The "need to buy acres" and "ration demand" and all the other popular rhetoric that is kicking around at the moment is frankly a load of old bollocks. If corn can't buy acres at USD8/bu then when is it going to be able to? Slash, or add, 20% (or 50%!) off or to the price of everything and we'd still be having the same argument.

The prices are where they are, because the prices are where they are. They wouldn't be there without blind support from fund money and the misguided benefits for a biofuel industry incapable of standing on it's own two feet without subsidies, tax breaks and usage mandates.
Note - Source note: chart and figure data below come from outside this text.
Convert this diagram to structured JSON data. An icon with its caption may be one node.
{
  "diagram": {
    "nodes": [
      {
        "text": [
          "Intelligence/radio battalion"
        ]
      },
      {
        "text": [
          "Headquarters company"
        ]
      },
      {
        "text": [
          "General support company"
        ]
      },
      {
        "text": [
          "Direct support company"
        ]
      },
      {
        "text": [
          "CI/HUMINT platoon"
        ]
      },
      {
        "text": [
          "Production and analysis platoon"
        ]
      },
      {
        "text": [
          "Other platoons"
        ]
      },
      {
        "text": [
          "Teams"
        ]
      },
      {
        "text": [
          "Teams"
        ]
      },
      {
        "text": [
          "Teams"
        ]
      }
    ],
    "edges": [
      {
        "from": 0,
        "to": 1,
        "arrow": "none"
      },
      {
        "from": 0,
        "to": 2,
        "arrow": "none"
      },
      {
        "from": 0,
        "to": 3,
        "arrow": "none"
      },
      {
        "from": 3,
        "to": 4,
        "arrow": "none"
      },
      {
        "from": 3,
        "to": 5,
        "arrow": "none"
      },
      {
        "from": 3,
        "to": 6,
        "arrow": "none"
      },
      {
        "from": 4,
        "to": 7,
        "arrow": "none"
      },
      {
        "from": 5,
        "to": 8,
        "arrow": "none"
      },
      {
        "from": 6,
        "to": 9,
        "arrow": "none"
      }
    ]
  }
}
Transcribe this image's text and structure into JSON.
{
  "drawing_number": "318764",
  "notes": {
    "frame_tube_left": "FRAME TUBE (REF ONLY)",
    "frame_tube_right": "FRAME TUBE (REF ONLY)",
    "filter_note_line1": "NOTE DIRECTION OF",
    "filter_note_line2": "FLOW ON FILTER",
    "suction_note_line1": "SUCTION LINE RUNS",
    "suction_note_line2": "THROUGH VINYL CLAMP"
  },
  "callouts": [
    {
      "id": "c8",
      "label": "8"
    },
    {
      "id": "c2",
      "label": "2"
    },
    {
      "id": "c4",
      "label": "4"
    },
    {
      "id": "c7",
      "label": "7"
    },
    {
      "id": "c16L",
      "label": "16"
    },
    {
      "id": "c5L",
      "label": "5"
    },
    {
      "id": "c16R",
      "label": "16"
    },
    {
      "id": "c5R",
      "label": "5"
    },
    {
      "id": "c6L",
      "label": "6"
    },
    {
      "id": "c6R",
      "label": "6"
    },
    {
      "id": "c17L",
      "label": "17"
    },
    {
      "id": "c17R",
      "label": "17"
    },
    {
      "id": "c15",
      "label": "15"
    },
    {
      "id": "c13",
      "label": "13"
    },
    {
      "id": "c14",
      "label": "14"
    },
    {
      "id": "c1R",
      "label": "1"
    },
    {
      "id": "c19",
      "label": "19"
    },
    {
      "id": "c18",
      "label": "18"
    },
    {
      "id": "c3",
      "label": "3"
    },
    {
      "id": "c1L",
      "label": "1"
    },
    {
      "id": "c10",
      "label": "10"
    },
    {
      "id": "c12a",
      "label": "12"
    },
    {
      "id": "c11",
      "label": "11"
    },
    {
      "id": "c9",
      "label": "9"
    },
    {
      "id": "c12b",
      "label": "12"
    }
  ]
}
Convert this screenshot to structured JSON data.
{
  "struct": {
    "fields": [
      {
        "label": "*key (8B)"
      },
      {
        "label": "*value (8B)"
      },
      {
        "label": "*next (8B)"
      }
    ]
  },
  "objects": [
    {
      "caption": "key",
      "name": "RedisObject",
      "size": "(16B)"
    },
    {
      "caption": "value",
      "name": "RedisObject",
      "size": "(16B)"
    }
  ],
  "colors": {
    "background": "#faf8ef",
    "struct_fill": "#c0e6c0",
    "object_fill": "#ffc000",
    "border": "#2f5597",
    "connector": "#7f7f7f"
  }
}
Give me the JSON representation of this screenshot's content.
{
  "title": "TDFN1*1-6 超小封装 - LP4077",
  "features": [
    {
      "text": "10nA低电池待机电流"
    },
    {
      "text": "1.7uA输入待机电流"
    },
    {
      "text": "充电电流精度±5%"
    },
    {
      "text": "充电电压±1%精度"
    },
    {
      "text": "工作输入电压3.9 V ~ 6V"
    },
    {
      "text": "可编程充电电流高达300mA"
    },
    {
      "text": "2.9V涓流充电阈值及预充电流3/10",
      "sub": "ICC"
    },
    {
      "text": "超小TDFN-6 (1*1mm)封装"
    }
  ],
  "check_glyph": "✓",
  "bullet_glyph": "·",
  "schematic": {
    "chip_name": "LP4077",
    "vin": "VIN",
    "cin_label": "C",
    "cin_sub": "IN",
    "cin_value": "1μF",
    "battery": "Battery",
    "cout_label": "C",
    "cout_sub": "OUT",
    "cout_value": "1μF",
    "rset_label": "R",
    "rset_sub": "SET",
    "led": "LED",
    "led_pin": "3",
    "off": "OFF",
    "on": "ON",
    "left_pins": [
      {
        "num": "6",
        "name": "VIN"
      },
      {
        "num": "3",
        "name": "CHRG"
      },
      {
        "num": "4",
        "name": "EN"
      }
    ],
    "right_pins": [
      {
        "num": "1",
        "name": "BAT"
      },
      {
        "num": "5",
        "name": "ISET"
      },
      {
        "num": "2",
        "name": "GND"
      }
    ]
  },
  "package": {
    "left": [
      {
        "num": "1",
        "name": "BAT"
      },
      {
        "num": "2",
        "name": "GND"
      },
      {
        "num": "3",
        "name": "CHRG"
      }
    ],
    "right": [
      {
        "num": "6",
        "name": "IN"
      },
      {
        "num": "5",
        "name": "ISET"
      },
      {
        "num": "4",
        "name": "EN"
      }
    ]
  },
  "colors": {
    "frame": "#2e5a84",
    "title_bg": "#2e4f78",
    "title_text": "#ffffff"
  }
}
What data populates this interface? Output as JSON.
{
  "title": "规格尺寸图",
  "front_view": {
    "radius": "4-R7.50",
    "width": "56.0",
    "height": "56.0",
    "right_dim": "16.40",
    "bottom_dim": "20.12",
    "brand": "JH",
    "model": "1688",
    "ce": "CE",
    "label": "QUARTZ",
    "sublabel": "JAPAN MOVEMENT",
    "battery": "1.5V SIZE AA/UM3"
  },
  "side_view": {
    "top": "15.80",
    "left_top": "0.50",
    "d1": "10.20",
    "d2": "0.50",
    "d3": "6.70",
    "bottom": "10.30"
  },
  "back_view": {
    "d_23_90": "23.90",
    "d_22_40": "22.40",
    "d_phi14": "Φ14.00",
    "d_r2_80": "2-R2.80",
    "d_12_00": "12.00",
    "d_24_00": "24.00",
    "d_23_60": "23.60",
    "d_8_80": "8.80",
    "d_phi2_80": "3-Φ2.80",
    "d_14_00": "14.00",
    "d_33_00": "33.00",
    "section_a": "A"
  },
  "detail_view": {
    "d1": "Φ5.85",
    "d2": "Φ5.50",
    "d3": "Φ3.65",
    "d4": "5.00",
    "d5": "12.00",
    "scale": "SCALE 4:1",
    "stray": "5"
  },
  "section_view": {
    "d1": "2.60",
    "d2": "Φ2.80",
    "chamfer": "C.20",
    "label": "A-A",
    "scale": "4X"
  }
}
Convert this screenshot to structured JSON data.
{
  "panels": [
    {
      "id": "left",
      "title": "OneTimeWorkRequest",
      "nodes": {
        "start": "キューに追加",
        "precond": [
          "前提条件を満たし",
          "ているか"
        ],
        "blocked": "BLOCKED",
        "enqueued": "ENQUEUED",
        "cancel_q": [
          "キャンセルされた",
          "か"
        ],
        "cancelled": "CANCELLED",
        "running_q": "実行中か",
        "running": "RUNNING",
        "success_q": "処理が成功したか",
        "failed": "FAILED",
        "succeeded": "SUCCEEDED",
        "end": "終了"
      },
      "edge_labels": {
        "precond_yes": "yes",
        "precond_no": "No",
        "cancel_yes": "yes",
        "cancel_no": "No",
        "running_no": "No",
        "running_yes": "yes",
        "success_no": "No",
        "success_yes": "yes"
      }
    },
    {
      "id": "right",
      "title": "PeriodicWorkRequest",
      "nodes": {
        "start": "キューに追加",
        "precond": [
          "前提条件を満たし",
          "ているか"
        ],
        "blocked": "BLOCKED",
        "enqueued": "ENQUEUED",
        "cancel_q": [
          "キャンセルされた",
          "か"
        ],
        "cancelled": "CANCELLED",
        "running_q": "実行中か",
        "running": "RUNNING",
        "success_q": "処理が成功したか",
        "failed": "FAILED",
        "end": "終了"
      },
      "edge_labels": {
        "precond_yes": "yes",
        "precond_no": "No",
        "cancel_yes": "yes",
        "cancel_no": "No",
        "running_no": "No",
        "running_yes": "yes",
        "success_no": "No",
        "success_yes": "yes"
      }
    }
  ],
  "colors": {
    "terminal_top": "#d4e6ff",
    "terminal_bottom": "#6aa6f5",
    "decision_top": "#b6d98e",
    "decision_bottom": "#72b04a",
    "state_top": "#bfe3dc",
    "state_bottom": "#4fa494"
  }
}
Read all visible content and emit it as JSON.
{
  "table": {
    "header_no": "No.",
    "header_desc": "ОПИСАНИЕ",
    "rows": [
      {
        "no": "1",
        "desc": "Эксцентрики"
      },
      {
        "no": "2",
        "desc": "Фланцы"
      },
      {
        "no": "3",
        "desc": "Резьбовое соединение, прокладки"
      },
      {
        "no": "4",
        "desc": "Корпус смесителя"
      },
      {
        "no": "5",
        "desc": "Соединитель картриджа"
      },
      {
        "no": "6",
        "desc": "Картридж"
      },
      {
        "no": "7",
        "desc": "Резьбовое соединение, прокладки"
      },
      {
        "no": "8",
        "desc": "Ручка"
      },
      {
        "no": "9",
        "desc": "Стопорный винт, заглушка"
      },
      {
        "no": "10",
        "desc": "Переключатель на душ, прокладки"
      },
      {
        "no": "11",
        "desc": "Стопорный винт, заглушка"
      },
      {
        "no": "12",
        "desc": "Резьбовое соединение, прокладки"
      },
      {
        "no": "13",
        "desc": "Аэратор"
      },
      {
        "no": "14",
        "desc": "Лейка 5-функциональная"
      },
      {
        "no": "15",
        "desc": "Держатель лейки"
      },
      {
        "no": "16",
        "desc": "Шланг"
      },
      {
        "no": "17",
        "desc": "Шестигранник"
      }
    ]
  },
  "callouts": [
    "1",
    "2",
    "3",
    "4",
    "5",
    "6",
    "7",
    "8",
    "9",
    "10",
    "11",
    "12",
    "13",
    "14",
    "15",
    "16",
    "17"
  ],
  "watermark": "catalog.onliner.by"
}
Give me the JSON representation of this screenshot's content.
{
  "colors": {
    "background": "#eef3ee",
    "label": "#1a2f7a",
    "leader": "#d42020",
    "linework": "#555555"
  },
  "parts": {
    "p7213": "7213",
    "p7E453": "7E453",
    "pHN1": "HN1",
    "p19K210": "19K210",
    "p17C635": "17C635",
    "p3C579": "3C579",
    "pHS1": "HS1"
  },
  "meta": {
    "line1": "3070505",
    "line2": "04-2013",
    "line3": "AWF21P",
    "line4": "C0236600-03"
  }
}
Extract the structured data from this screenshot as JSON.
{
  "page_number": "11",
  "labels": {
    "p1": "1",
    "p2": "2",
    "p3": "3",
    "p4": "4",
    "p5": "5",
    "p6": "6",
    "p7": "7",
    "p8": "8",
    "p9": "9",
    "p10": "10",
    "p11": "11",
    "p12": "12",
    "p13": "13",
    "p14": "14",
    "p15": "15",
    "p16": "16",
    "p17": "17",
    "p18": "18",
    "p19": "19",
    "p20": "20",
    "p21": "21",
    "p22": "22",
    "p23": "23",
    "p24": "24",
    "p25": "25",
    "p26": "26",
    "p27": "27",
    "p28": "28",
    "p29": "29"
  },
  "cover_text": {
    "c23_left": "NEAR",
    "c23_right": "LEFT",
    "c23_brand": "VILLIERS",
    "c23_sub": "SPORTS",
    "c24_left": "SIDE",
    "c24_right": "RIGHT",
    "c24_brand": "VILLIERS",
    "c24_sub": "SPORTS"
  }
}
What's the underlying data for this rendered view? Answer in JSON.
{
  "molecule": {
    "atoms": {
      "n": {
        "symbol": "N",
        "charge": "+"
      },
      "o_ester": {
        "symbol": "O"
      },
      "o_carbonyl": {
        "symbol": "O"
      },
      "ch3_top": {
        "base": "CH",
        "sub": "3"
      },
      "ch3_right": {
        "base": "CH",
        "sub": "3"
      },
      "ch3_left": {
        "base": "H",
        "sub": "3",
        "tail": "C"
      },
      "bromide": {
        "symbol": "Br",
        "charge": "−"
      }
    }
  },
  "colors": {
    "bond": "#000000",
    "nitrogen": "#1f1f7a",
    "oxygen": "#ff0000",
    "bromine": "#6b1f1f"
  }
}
An interesting article in the Wall Street Journal over the weekend quotes the CEO of Smithfield Foods Inc, the world's largest pork processor, as saying:

"The subsidy has been out there since the 1970s....if they can't make themselves into a viable economic model in 40 years, haven't we demonstrated that this is an industry that shouldn't exist?"

We probably now all know that around 40% of the US corn crop goes into the ethanol industry, but did you know that 40% produces little more than 1% of America's annual energy needs? And that comes at a cost in excess of USD5 billion to the US taxpayer.

Meanwhile 7.5 million lots of corn futures traded on CBOT in March, equivalent to more than 950 MMT, or more than the world's entire corn crop. In one month. And that doesn't include options trades!

Something has to happen to stop this money-making merry-go-round which benefits the few and penalises the many via spiralling food price inflation. When it does happen, and I do believe it is a case of when not if, then the funds will be first out of the door.

Much as they were when it all kicked off in North Africa and the Middle east, swiftly followed by the Japanese tsunami when we saw front month CBOT wheat fall more than USD2/bu and London wheat decline by more than GBP40/tonne between mid-Feb and mid-March.

Maybe a refusal to renew the ethanol blender's tax credit, due to expire at the end of the year, would do it? That would take USD5 billion straight back off the US budget deficit in one fell swoop.